The quality of liquid mixing into the main stream for
an in-line
mechanical mixer was investigated for water and pulp suspensions over
a range of mass concentrations (0–3.0%), main-stream velocities
(0.5–3.0 m/s), jet velocities (3.8–12.6 m/s), and rotational
speeds (0–800 rpm) based on electrical resistance tomography
and a modified mixing index, derived from the coefficient of variation
of conductivity values. The mixing quality was worse when the jet
penetrated to the far wall of the pipe for all fiber mass concentrations
investigated, whereas this only applied at higher mass concentrations
without the impeller. For water flow, the residence time had a significant
effect on mixing at higher impeller speeds.
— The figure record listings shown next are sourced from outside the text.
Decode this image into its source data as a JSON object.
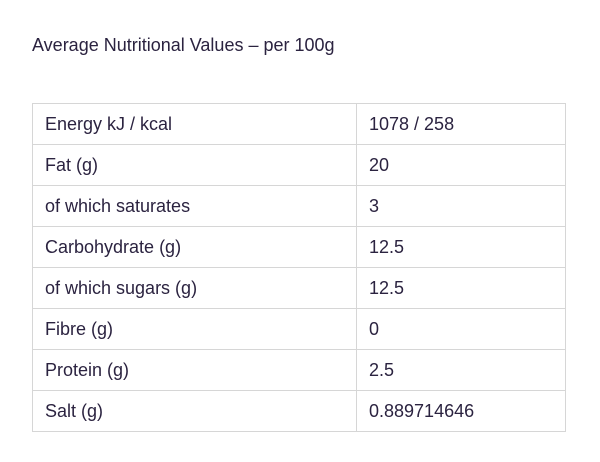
{
  "heading": "Average Nutritional Values – per 100g",
  "rows": [
    {
      "label": "Energy kJ / kcal",
      "value": "1078 / 258"
    },
    {
      "label": "Fat (g)",
      "value": "20"
    },
    {
      "label": "of which saturates",
      "value": "3"
    },
    {
      "label": "Carbohydrate (g)",
      "value": "12.5"
    },
    {
      "label": "of which sugars (g)",
      "value": "12.5"
    },
    {
      "label": "Fibre (g)",
      "value": "0"
    },
    {
      "label": "Protein (g)",
      "value": "2.5"
    },
    {
      "label": "Salt (g)",
      "value": "0.889714646"
    }
  ]
}
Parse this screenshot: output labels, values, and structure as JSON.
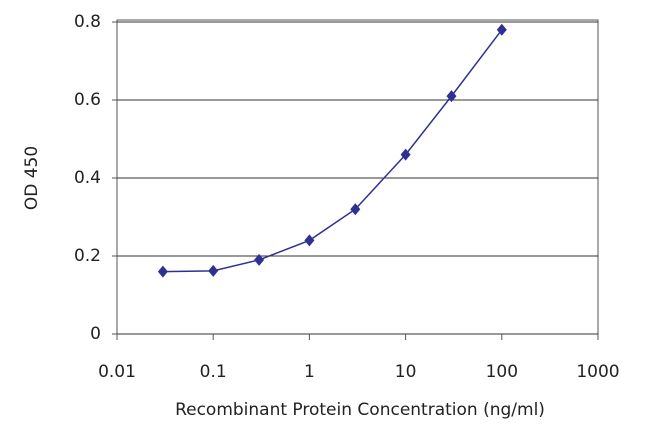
{
  "chart_data": {
    "type": "line",
    "xlabel": "Recombinant Protein Concentration (ng/ml)",
    "ylabel": "OD 450",
    "log_x": true,
    "grid": true,
    "series": [
      {
        "name": "OD 450",
        "color": "#2e3192",
        "x": [
          0.03,
          0.1,
          0.3,
          1,
          3,
          10,
          30,
          100
        ],
        "values": [
          0.16,
          0.162,
          0.19,
          0.24,
          0.32,
          0.46,
          0.61,
          0.78
        ]
      }
    ],
    "xlim": [
      0.01,
      1000
    ],
    "xticks": [
      0.01,
      0.1,
      1,
      10,
      100,
      1000
    ],
    "ylim": [
      0,
      0.8
    ],
    "yticks": [
      0,
      0.2,
      0.4,
      0.6,
      0.8
    ]
  }
}
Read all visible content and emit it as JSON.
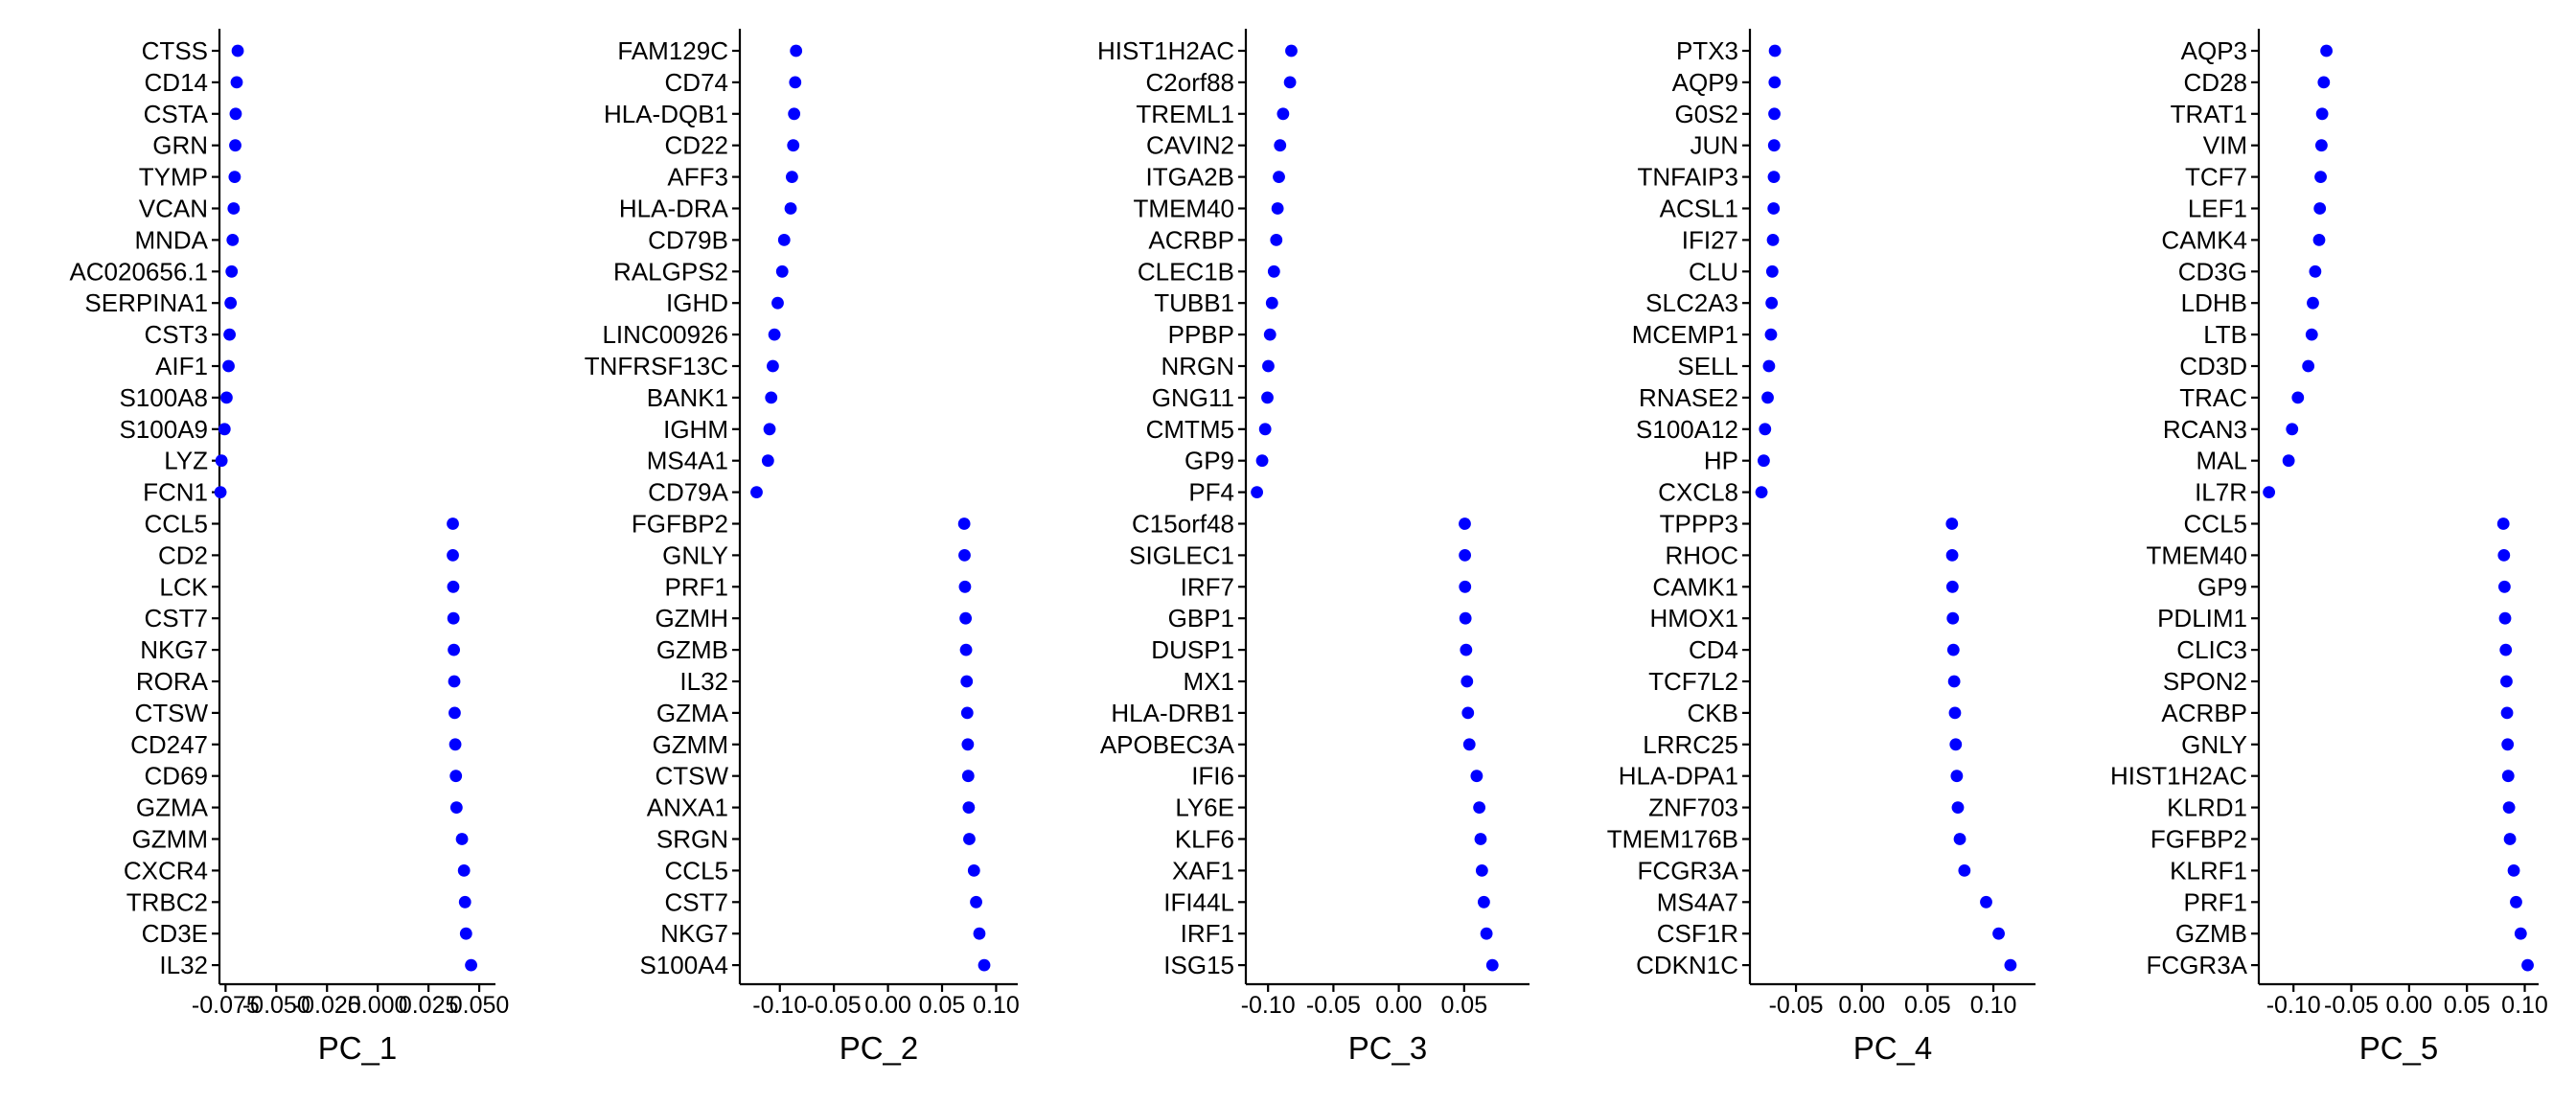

With the impeller present,
the mixing quality in pulp suspensions improved substantially and
was similar to that for water when the flow approached the turbulent
regime, with a considerably lower main-stream velocity required for
mixing compared to a tee mixer alone. At higher mass concentrations,
the energy supplied was insufficient to provide the same level of
turbulence as that in water, even at the highest main-stream velocity
and impeller speed examined. Improved mixing with increasing impeller
speed primarily occurred in the high-shear zone around the impeller,
with turbulence decaying rapidly downstream, likely aided by reflocculation.